As we can notice from the table there are important differences between male and female in all the factors except for the last one. The only factor that doesn’t seems to have a difference is the one about self-enhancing. So, basically there’s no difference in the use of humor to enhance the self.

Instead, in the other aspects of the usage of humor there’s always a substantial difference,.

Differences in age

age<-scores[,-c(5)]
cor_matrix<-as.matrix(round(cor(age),2))

let’s also plot the correlation plot

col <- colorRampPalette(c("#BB4444", "#EE9988", "#FFFFFF", "#77AADD", "#4477AA"))
corrplot(cor_matrix, method="color", col=col(200),  
         type="upper", 
         addCoef.col = "black", # Add coefficient of correlation
         tl.col="black", tl.srt=45, 
         # hide correlation coefficient on the principal diagonal
         diag=FALSE 
         )

As we can see from the plot age has not significant effect on the factors.

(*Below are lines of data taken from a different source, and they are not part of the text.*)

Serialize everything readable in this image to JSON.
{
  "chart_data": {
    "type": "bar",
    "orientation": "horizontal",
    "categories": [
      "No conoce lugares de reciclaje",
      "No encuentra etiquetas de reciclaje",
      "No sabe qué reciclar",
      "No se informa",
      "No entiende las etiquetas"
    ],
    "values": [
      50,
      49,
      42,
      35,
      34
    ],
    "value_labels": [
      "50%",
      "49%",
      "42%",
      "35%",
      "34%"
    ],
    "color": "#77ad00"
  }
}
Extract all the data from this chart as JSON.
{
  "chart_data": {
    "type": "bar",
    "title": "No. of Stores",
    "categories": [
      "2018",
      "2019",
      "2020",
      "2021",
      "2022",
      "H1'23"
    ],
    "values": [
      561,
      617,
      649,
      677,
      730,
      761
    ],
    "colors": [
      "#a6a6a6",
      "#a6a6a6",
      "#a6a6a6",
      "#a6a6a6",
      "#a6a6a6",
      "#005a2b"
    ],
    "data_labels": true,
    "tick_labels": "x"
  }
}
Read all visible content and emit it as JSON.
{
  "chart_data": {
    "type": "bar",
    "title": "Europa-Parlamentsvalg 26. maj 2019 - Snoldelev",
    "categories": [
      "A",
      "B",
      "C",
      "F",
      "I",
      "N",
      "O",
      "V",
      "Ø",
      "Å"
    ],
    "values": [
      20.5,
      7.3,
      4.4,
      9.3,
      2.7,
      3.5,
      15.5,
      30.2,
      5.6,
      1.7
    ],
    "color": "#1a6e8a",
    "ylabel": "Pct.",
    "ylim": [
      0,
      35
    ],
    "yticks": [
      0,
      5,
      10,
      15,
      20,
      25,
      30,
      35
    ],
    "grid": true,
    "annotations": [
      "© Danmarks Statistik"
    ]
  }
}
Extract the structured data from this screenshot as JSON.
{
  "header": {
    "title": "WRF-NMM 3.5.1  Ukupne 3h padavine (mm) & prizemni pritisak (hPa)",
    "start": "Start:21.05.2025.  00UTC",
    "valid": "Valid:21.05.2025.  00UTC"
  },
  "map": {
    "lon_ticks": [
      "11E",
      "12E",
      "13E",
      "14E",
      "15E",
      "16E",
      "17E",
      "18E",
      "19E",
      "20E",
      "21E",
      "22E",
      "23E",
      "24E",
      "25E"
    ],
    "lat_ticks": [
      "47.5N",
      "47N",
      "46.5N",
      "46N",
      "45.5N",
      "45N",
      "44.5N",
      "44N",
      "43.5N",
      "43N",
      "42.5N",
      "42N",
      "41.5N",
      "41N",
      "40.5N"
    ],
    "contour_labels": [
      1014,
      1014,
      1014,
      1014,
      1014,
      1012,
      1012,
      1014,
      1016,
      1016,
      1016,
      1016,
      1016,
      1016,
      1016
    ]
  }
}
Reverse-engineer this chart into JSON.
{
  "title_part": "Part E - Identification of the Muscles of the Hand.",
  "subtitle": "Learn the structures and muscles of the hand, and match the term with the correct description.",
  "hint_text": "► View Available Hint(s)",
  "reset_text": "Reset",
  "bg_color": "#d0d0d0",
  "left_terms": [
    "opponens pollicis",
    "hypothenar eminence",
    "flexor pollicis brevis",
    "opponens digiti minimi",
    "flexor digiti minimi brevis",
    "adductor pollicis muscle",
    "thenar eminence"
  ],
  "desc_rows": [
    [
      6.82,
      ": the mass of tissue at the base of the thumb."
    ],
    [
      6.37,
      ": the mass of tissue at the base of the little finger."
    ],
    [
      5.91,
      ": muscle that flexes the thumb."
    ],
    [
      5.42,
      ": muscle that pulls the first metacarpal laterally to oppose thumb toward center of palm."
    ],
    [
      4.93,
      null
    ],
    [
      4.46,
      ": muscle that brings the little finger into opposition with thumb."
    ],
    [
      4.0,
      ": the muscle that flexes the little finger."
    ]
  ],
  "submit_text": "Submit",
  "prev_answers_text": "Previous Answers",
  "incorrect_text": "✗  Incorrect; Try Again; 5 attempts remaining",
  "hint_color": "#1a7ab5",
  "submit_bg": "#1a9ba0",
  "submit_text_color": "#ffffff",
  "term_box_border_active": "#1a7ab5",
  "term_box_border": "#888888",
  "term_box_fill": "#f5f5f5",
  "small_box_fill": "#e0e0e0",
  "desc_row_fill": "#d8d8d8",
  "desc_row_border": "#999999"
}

However we should also take in consideration the initial description of data, where is possible to see that the great majority of our population have an age between 15 and 30 years. This could probably mean that since we do not have enough elder people, we may have misleading results that may not apply to the reality.